Q5 and a pain in the ‘A’

Hannah is reminded why she prefers older vehicles, when one of today’s interconnected automotive wonders rolls into her workshop

Published:  05 September, 2019

I am a bit of an ‘old-skool’ mechanic, I enjoy working on vehicles that are mechanical and do not depend on computer wizardry to move. I regularly work on 1960s Porsches in all their air-cooled simplicity.
    
Just last week though, a friend asked if I could service their 2017 Audi Q5. We arranged a date and off I went to pick this car up. This is a hugely impressive vehicle with every piece of technology you could ever want.
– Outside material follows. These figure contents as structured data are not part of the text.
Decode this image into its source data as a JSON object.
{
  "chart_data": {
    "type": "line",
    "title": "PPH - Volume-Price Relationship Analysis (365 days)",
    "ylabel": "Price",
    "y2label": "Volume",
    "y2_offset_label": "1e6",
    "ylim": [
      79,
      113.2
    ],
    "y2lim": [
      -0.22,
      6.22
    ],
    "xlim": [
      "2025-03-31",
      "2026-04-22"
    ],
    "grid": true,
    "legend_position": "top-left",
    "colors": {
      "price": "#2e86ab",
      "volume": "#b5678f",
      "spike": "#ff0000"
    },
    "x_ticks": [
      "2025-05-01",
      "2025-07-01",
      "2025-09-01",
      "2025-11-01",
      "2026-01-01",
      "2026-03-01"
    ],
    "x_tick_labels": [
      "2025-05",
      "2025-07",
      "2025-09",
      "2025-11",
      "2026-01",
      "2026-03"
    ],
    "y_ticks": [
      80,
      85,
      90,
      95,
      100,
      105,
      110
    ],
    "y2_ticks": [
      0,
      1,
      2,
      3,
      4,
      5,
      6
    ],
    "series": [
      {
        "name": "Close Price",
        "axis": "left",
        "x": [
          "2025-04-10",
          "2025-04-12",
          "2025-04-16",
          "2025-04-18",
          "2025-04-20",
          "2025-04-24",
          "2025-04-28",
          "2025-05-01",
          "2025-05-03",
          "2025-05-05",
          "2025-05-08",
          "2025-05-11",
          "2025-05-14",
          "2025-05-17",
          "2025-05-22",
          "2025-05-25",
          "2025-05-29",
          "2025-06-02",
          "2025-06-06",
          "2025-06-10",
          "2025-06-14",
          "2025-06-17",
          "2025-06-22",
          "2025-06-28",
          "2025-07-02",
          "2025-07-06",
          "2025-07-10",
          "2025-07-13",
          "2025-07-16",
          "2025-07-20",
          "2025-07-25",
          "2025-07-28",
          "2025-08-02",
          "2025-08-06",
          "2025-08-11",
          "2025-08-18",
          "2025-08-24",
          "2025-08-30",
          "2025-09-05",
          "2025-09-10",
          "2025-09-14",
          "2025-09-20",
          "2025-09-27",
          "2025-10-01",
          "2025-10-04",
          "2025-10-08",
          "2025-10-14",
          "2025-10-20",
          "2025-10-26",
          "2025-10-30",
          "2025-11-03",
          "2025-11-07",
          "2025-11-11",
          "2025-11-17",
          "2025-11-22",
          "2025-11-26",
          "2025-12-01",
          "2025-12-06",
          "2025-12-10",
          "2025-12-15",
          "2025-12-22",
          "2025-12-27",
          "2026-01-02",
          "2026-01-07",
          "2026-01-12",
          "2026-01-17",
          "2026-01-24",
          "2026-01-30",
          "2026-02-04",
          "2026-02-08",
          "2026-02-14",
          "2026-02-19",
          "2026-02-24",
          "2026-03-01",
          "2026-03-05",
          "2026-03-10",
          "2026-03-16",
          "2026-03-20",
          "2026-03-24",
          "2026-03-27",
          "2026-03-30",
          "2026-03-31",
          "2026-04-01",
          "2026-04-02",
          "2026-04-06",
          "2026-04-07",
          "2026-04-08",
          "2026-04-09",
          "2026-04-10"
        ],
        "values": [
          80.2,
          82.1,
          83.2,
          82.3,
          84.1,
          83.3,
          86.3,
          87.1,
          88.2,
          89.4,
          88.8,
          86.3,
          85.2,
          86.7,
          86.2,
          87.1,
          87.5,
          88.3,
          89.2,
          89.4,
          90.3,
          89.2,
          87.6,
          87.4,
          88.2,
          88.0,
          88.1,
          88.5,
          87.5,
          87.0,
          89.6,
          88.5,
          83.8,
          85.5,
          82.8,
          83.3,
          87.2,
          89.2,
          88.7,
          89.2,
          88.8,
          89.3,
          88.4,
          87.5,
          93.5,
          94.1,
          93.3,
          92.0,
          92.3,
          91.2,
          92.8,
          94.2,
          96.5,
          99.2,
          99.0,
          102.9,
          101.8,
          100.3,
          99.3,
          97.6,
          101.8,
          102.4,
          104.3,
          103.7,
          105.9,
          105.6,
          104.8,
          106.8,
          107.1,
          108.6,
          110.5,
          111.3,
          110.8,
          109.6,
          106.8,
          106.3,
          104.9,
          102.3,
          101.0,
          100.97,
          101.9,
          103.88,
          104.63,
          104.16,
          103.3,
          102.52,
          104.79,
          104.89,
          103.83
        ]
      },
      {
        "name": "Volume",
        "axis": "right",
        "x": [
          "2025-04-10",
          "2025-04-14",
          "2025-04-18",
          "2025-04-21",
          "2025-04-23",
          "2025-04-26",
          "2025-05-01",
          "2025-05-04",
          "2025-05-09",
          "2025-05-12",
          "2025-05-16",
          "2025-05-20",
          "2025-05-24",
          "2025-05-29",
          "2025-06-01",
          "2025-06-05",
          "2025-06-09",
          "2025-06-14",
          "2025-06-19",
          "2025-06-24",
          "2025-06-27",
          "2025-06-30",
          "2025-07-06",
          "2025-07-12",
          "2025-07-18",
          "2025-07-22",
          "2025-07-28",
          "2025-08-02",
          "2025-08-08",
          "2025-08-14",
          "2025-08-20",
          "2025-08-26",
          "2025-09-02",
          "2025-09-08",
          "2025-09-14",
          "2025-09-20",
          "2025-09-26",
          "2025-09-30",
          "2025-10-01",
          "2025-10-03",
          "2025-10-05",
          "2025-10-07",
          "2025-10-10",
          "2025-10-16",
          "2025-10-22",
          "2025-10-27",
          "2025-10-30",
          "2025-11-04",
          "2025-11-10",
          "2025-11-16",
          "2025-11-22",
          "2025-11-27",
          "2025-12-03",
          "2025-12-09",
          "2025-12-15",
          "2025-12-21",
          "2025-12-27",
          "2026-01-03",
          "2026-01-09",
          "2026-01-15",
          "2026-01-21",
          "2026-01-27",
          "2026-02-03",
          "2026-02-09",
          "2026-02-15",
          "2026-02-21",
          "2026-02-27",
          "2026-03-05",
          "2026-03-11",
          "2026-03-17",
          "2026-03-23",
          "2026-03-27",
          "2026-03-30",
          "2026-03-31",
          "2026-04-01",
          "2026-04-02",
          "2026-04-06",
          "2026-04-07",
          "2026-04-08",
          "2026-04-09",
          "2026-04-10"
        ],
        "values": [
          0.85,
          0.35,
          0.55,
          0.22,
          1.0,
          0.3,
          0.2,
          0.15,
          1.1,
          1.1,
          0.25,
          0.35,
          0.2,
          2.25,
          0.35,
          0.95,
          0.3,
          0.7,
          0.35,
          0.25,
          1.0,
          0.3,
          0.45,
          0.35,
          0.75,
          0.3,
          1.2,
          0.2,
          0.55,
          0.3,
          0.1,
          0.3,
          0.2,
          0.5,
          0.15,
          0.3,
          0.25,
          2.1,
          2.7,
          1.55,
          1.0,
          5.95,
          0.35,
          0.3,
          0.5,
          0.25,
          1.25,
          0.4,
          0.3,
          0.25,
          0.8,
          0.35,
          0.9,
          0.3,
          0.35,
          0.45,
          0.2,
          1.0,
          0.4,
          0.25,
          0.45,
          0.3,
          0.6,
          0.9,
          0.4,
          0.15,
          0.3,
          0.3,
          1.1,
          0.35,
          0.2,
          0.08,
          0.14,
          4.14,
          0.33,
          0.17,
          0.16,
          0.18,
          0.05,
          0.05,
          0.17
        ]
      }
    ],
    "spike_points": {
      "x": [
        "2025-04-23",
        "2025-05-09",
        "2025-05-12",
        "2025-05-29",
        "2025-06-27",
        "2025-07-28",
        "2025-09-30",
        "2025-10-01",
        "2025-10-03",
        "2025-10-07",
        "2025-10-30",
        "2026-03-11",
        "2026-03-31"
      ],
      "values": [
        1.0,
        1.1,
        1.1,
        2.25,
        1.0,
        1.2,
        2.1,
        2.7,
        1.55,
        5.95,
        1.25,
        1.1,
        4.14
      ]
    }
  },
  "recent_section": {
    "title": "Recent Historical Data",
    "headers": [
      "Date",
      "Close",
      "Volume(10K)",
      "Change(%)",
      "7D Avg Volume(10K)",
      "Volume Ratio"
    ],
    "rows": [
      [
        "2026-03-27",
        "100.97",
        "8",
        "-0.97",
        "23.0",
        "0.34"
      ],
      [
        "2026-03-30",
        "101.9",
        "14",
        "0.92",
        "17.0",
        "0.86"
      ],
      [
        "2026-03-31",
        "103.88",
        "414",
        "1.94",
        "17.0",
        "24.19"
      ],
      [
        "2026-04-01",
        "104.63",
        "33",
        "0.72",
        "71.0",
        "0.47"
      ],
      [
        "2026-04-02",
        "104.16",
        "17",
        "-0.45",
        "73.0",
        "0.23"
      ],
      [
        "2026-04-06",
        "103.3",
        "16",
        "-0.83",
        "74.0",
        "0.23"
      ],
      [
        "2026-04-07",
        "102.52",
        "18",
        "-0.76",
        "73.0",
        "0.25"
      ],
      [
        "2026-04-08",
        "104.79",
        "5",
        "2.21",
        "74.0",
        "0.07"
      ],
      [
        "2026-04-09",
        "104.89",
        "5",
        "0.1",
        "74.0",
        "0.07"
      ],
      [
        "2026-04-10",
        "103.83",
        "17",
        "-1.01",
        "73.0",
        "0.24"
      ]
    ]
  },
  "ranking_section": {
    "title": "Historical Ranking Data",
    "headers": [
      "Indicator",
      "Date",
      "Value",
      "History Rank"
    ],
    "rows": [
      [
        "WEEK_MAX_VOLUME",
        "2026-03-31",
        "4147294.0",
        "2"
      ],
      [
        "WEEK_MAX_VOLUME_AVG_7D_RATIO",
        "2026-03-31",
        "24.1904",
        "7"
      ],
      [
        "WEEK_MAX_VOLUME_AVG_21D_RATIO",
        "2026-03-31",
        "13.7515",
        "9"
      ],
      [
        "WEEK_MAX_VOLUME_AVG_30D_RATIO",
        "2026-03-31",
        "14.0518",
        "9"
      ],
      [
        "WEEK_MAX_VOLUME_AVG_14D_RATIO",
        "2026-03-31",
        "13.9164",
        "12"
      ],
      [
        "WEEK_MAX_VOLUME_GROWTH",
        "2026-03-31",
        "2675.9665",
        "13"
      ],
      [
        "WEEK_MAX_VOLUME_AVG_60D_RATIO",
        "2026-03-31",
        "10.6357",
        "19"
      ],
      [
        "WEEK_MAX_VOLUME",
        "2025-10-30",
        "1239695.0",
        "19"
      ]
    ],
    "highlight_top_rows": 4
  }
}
Confidently, I got it up on the lift and started checking it; brakes, suspension, exhaust. I also let the oil out. Everything was going accordingly to plan at this point.
    
I always make sure that when a car is still within its manufacturer warranty that I use genuine parts and oils, for me it protects the customer on any issues.
    
For a car that was only two years old everything was as it should be. Unfortunately, this is when the headache started. I screwed in the new sump plug and lowered the car ready to put the oil in, but wait, no dipstick! Manufacturers now don’t include a dipstick. Is it weight-saving gone mad or a great idea from someone who doesn’t work on cars? Following this unhappy discovery, I researched and found out the quantity it should have, put that in and then checked the on-board computer. What a palaver.
    
Next came the replacement fuel filter. The price of the thing was enough to put me off but I found the location, now at this point I had spoken to a friend who is more in tune with modern cars and stated that to replace the fuel filter you the needed to plug it in to a computer and prime it! The fuel filter replacement was then put on hold for another day when I could have the car back.
    
Next on my list was to reset the service light, this too needed specialist diagnostic equipment for Audi vehicles. It wasn’t going well, I could sense it was going to be one of those days.
    
Defeated by the technology of today, I decided to contact the owner and get the car back until I could call in a favour from a friend who had spent tens of thousands on diagnostic equipment.
    
The icing on the cake to my disastrous and unproductive day was the service record. I normally relish the challenge of getting my service stamp within the lines and making sure that it is readable. It is a skill that takes much practice to master. Imagine my horror while sifting through the car’s endless manuals only to discover that there is no service book. It turns out that it’s all online now. I’m not sure I’m ready to put my service stamp into retirement just yet.
    
Alas, the Audi will be returning to the workshop in the next couple of days. Sadly, I won’t need any tools to finish its service – just a computer.